2 tsp salt, plus more for cleaning

2 tsp garlic powder

1 tsp ground pepper

1 turkey of any size, defrosted and brined

Âľ cup mix of parsley, thyme, and sage, roughly chopped

1 cup salted butter, softened

3 celery stalks, cut into 2-inch pieces

2 Granny Smith apples, seeded, cored, and chopped

1 large onion, cubed

cooking twine

Instructions

• Preheat oven to 325 degrees. Place a rack inside of a large roasting pan.

• Prepare the turkey seasoning by mixing together the salt, garlic powder, and pepper in a small bowl. Set aside.

• Put your turkey in a clean sink. (Mom says: "Don't forget to take out the giblets bag.") Generously sprinkle salt all over the inside and outside the turkey and rub into the skin and the cavity. Rinse with cold water and then pat dry. "That takes out the funky turkey taste," says my mother.

• Mix the chopped herbs with the softened butter until it's a paste. Loosen the skin on the turkey with your hands and then spread the herb butter evenly under the skin. Don't miss the thighs and the wings.

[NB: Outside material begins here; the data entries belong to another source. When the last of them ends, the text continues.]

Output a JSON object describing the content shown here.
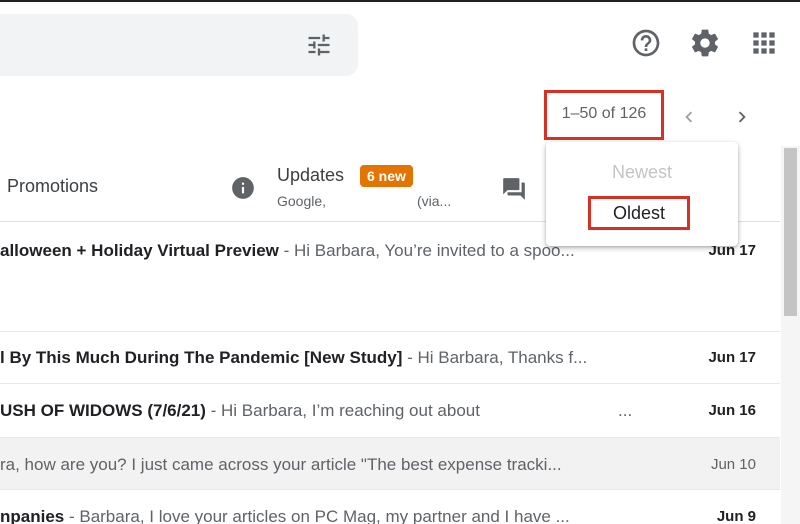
{
  "header": {
    "icons": [
      "tune-icon",
      "help-icon",
      "settings-icon",
      "apps-icon"
    ]
  },
  "toolbar": {
    "range_text": "1–50 of 126",
    "icons": [
      "chevron-left-icon",
      "chevron-right-icon"
    ]
  },
  "tabs": {
    "promotions_label": "Promotions",
    "updates_label": "Updates",
    "updates_badge": "6 new",
    "updates_sub_sender": "Google,",
    "updates_sub_via": "(via...",
    "badge_color": "#e37400",
    "icons": [
      "info-icon",
      "forum-icon"
    ]
  },
  "dropdown": {
    "newest_label": "Newest",
    "oldest_label": "Oldest",
    "highlight_color": "#d93025"
  },
  "emails": [
    {
      "subject": "alloween + Holiday Virtual Preview",
      "snippet": " - Hi Barbara, You’re invited to a spoo...",
      "date": "Jun 17",
      "read": false
    },
    {
      "subject": "l By This Much During The Pandemic [New Study]",
      "snippet": " - Hi Barbara, Thanks f...",
      "date": "Jun 17",
      "read": false
    },
    {
      "subject": "USH OF WIDOWS (7/6/21)",
      "snippet": " - Hi Barbara, I’m reaching out about",
      "trail": "...",
      "date": "Jun 16",
      "read": false
    },
    {
      "subject": "",
      "snippet": "ra, how are you? I just came across your article \"The best expense tracki...",
      "date": "Jun 10",
      "read": true
    },
    {
      "subject": "npanies",
      "snippet": " - Barbara, I love your articles on PC Mag, my partner and I have ...",
      "date": "Jun 9",
      "read": false
    }
  ]
}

• Spread the seasoning mixture over the turkey.

• Mix chopped celery, onions, and apples in a bowl. Loosely pack them into the turkey's cavity. This will help keep the turkey moist. Separately tie together the turkey's wings and legs with the cooking twine "so they don't splay out in the oven," explains Mom.

• Place the turkey in the oven and bake at 325 degrees for 13 minutes per pound. Baste the turkey with the drippings in the roasting pan every 30 minutes. Turkey is finished cooking when a meat thermometer inserted into the breast and inner and outer thigh reads 165 degrees.

• Rest turkey outside of the oven for 30 minutes. Carve and serve.


FUCK TURKEY—MAKE THIS FISH CURRY INSTEAD

Recipe from Hipcooks, a cooking studio in downtown Seattle.

Ingredients

2 tsp mustard seeds

3 fresh green chilies, chopped

1 handful curry leaves

2 thumb-sized pieces of ginger, chopped

3 onions, peeled and chopped in a food processor

1 tsp chili powder

1 tsp turmeric

6 tomatoes, chopped in a food processor until just chunky

14 fluid ounces coconut milk

1 knob tamarind paste

1 large handful spinach

fresh cilantro for garnish

6 small filets of fish such as haddock, cod, snapper, sole, or monkfish

Instructions

• Heat some oil in a large skillet and add the mustard seeds. Hear them pop? Good!

• Now add the chilies, curry leaves, and ginger and cook until it smells good.

• Add onion, cook for 5 minutes, add the turmeric, chili powder, and tomato.

• Cook for a few minutes and add 1 to 2 wine glasses of water and the coconut milk.

• Turn down the heat and simmer for 10 minutes until it thickens a bit.

• Add a sprinkle of salt, if you think it needs it. Add the tamarind paste.

• Now poach your fish! It should take only 4 or 5 minutes, max!

• At the end of the cooking time, stir in the spinach. Voilà!